Hubert obserwował wejście Haralda - rycerza któremu nie raz już składano propozycję przystąpienia do bractwa. Nie znał go osobiście. Nigdy nie zamienił z nim nawet słowa, ale teraz słuchał co opat miał do powiedzenia. W głosie wciąż miał słowa brata Marcusa “ - i ty z nimi pójdziesz Hubercie”, z jednej strony ciesząc się, że znów zażyje wolności jaką jest wędrówka, z drugiej strony to teraz tutaj był jego dom - Twierdza Czarnego Kruka. Był już na ukończeniu zdobywania umiejętności bycia akolitą zakonu, przeczuwał że TA WYPRAWA pozwoli mu się stać lepszym, aż stanie się pełnoprawnym kapłanem.
… - Bracia i siostry. Nie jest zemstą przebaczenie i modlitwa za bluźniercę. Słusznej zemsty dokonuje się z trudnością i powoli. Wielkim kosztem odparliśmy ostatni atak. Dziś wiemy, że był to tylko incydent. Wiemy też więcej o tym, kto ataku dokonał. - wybrzmiewały słowa … -Niniejszym ogłaszam, że zaniesiemy mu adekwatną zemstę. Jego leże to ruiny twierdzy Vanhalden. Poślemy tam dziesiątkę. …
Wszystko potoczyło się szybko, może z jednej strony dobrze, brak było czasu na wątpliwości czy sobie poradzi. Ledwo rada rozpoczęła swoje obrady, to już je zakończyła, a on wraz z Leonem, Haraldem i Marucsem szli w kierunku namiotu.

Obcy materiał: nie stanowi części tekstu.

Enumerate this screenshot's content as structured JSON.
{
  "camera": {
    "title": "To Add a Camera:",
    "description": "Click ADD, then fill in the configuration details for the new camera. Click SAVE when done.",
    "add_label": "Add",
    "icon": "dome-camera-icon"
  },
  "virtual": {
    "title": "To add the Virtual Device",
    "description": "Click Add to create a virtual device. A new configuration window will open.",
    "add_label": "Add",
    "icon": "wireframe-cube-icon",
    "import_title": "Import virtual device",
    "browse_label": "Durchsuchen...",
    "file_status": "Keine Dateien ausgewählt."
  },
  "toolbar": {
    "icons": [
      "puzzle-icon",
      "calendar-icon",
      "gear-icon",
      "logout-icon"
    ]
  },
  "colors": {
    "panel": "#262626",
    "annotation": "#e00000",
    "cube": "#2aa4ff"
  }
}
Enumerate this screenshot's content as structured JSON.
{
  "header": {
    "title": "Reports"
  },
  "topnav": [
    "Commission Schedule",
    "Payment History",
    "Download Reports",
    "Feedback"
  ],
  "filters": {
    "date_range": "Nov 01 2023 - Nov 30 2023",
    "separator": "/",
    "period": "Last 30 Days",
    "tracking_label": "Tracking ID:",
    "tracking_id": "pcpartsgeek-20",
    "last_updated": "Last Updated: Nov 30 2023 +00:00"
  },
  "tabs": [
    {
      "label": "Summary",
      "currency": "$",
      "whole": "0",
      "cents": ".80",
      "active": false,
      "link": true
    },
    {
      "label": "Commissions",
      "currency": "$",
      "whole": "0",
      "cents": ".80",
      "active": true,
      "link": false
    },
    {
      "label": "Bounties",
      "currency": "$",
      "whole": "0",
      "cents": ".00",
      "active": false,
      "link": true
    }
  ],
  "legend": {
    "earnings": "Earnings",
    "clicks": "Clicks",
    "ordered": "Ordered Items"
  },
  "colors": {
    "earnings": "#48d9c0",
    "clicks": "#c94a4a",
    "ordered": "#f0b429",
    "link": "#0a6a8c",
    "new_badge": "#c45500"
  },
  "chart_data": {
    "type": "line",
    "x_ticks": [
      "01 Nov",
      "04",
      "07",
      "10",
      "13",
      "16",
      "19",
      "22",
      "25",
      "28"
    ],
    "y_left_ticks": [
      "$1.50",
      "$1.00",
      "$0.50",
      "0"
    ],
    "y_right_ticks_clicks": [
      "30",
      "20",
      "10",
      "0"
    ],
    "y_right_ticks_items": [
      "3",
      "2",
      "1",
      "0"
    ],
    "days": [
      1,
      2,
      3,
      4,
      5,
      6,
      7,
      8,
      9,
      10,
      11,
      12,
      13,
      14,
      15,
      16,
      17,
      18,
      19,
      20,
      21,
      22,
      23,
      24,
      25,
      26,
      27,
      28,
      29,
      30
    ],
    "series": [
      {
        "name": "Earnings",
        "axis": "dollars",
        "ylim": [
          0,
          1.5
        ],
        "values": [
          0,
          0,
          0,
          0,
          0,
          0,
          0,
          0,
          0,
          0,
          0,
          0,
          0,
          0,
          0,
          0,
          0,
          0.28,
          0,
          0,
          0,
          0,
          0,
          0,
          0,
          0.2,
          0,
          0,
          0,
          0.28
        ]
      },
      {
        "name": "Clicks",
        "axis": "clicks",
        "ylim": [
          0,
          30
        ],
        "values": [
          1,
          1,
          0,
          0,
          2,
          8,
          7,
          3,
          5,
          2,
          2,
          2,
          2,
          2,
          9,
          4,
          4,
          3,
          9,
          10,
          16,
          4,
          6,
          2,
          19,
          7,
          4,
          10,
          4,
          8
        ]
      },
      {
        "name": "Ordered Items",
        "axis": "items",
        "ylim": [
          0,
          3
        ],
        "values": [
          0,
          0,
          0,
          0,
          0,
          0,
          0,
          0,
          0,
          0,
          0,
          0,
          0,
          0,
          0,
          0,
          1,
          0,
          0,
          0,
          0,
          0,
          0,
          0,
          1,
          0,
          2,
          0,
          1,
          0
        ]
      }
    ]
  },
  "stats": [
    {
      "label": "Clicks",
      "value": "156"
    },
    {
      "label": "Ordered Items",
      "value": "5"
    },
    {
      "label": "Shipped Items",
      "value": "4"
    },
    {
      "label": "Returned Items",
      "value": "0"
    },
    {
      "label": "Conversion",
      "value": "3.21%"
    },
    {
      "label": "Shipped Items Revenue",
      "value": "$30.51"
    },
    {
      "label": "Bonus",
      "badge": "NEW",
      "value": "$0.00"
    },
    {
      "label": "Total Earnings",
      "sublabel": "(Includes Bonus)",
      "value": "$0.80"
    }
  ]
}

W namiocie sporo było ludzi, niektórych znał z widzenia inni chyba niedawno przybyli do Siegfriedhof. Uwagę Huberta wzbudził elf, też miał wziąć udział w wyprawie. Akolita nic nie jadł nic nie pił. Siedział tylko cichcem na wąskiej ławie i słuchał, sam nie miał w zwyczaju odzywać się niepytany, ot takie przyzwyczajenia z młodości.
Marcus wychodząc z namiotu skinął na Huberta, a gdy znaleźli się już na zewnątrz gdzie wiejący wiatr i padający deszcz wraz ze śniegiem sprawił że musiał dobrze wsłuchiwać się w słowa brata, przekaz jednak był krótki - Dla ciebie mam zadanie - rzekł Marcus - przygotujesz pakunki na wyprawę i objuczysz nimi zwierzęta - po tych słowach w ciszy wrócili do twierdzy, Marcus do swej celi, a Hubert zabrał się za pakowanie, a w jukach znalazły się najważniejsze jego zdaniem przedmioty potrzebne do takiej misji, wyprawy, tego czegoś … a było tam można znaleźć między innymi linę, więcej niż parę śpiworów, duży namiot, oraz kilka najpotrzebniejszych rzeczy do rzucania czarów nie zapominając o kołkach i wodzie święconej oraz kadzidle. Wszystkie te potrzebne rzeczy rozłożył pomiędzy dwa muły i dwa konie juczne.
Noc była długa, zmęczony pakowaniem Hubert zasnął na dwie godziny przed świtem w swojej celi którą dzielił wraz z dwojgiem akolitów, by o świcie spakować tylko żywność i świeżą wodę i wyprowadzić juczne zwierzęta na skraj rynku. Pogoda była lepsza, przynajmniej na razie nie padało.
Niewysoki i szczupły dość dwudziestolatek stał pilnując przygotowanych do wyprawy zwierząt, mając nadzieję, że swoje wszystkie rzeczy też spakował. Dotknął wisiora - czarnej róży wiszącej na rzemieniu - czas ruszać - rzekł do siebie.